Terkait dengan kemungkinan pengendara mobil dihukum karena menyebabkan pelaku penyerangan meninggal dunia, ia belum bisa memberikan keterangan lebih lanjut.

"Saat ini masih dalam proses penyelidikan," ujarnya.

Sebelumnya diberitakan, dua orang terduga pelaku penyerangan mobil dengan modus pecah kaca tewas di lokasi seusai ditabrak oleh korban alias pengemudi mobil yang mereka serang pada Jumat di depan Puskesmas Seyegan sekitar pukul 02.15 WIB.

Kapolsek Seyegan Kompol Masnoto menjelaskan kejadian tersebut bermula saat korban Nur Irawan, 33, seorang penjual ayam, warga Mriyan, Margomulyo, Seyegan, yang saat kejadian sedang bersama istrinya, Etika Dwi Novisari, 29, sedang mengemudi mobil Mitsubishi Colt T 120s SS nomor polisi R 1913 VE hendak berjalan ke arah timur ke daerah Ketingan, Mlati untuk memotong ayam.

Namun, dalam perjalanannya menuju Ketingan, tepatnya di pertigaan depan Kecamatan Mlati, mobil korban berpapasan dengan sepeda motor Honda Scoopy milik pelaku penyerangan yang saat itu berboncengan.
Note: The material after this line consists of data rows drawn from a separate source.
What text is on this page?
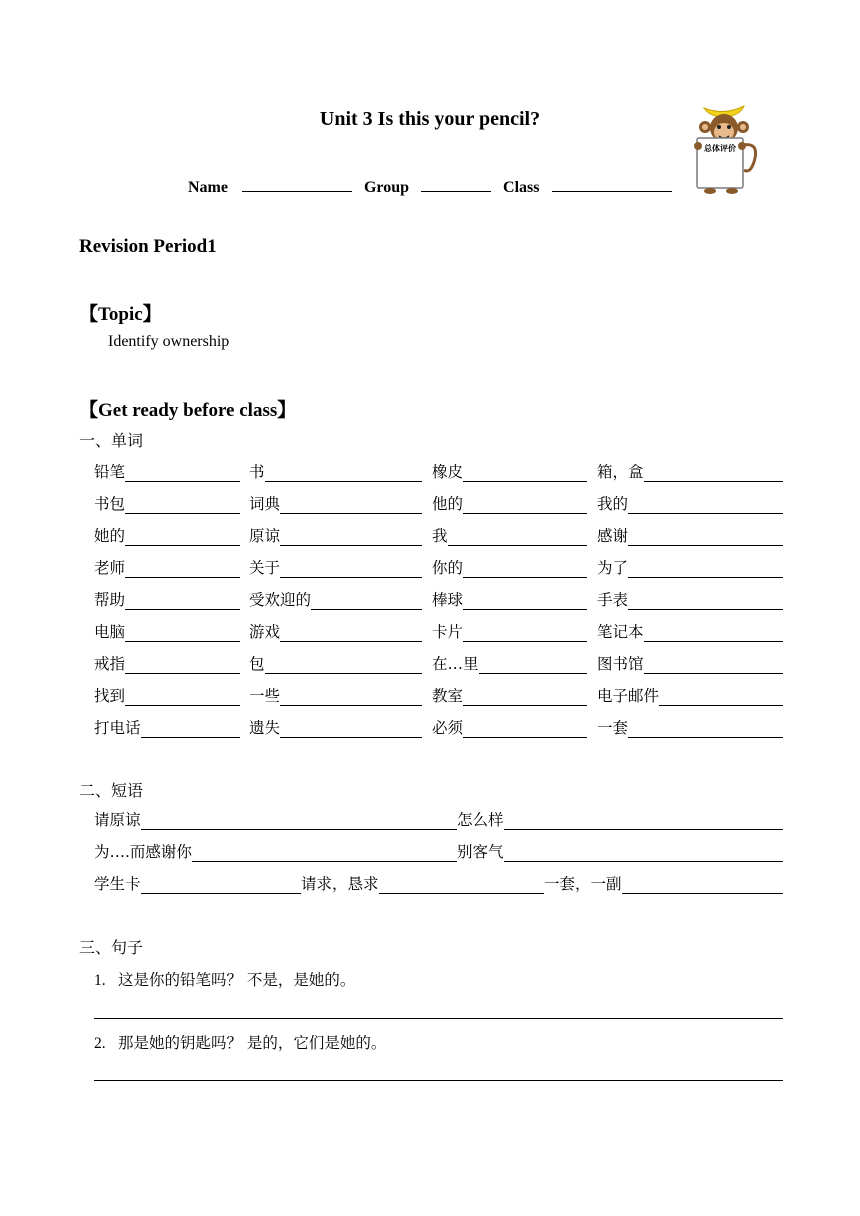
Unit 3 Is this your pencil?
Name	Group	Class
总体评价
Revision Period1
【Topic】
Identify ownership
【Get ready before class】
一、单词
铅笔	书	橡皮	箱，盒
书包	词典	他的	我的
她的	原谅	我	感谢
老师	关于	你的	为了
帮助	受欢迎的	棒球	手表
电脑	游戏	卡片	笔记本
戒指	包	在…里	图书馆
找到	一些	教室	电子邮件
打电话	遗失	必须	一套
二、短语
请原谅	怎么样
为….而感谢你	别客气
学生卡	请求，恳求	一套，一副
三、句子
1. 这是你的铅笔吗？ 不是，是她的。
2. 那是她的钥匙吗？ 是的，它们是她的。
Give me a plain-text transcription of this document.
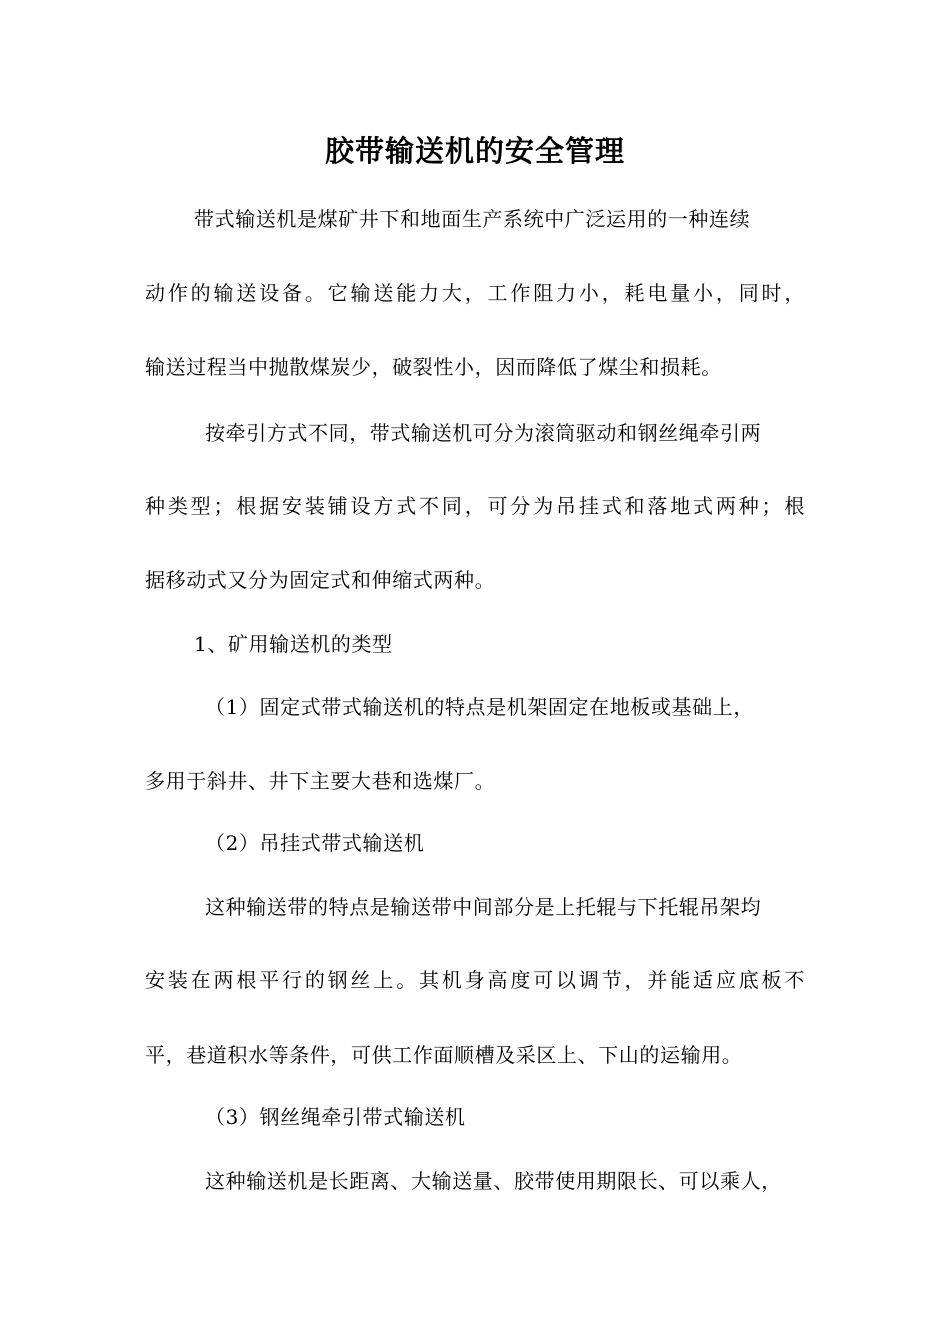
胶带输送机的安全管理
带式输送机是煤矿井下和地面生产系统中广泛运用的一种连续
动作的输送设备。它输送能力大，工作阻力小，耗电量小，同时，
输送过程当中抛散煤炭少，破裂性小，因而降低了煤尘和损耗。
按牵引方式不同，带式输送机可分为滚筒驱动和钢丝绳牵引两
种类型；根据安装铺设方式不同，可分为吊挂式和落地式两种；根
据移动式又分为固定式和伸缩式两种。
1、矿用输送机的类型
（1）固定式带式输送机的特点是机架固定在地板或基础上，
多用于斜井、井下主要大巷和选煤厂。
（2）吊挂式带式输送机
这种输送带的特点是输送带中间部分是上托辊与下托辊吊架均
安装在两根平行的钢丝上。其机身高度可以调节，并能适应底板不
平，巷道积水等条件，可供工作面顺槽及采区上、下山的运输用。
（3）钢丝绳牵引带式输送机
这种输送机是长距离、大输送量、胶带使用期限长、可以乘人，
Tiba-tiba salah satu dari mereka memukul kaca depan mobil dengan sebuah stik besi berwarna silver yang mengakibatkan kaca mobil pecah.

"Mengetahui hal tersebut, pengemudi mobil berbalik arah dan mengejar pengendara motor tersebut," ucap Kapolsek.

Ketika sampai di perempatan Seyegan, lanjut Kapolsek, salah satu dari dua penyerang mobil sempat melontarkan kata-kata mengancam kalau akan membunuh dengan mengacungkan stik tongkat warna silver.

Kemudian pengendara mobil terus mengejar hingga di depan Puskesmas Seyegan dan terjadi tabrakan yang mengakibatkan dua pengendara motor meninggal di lokasi.

"Akibat kerasnya benturan, mobil milik korban hingga terbalik," ujar Kapolsek.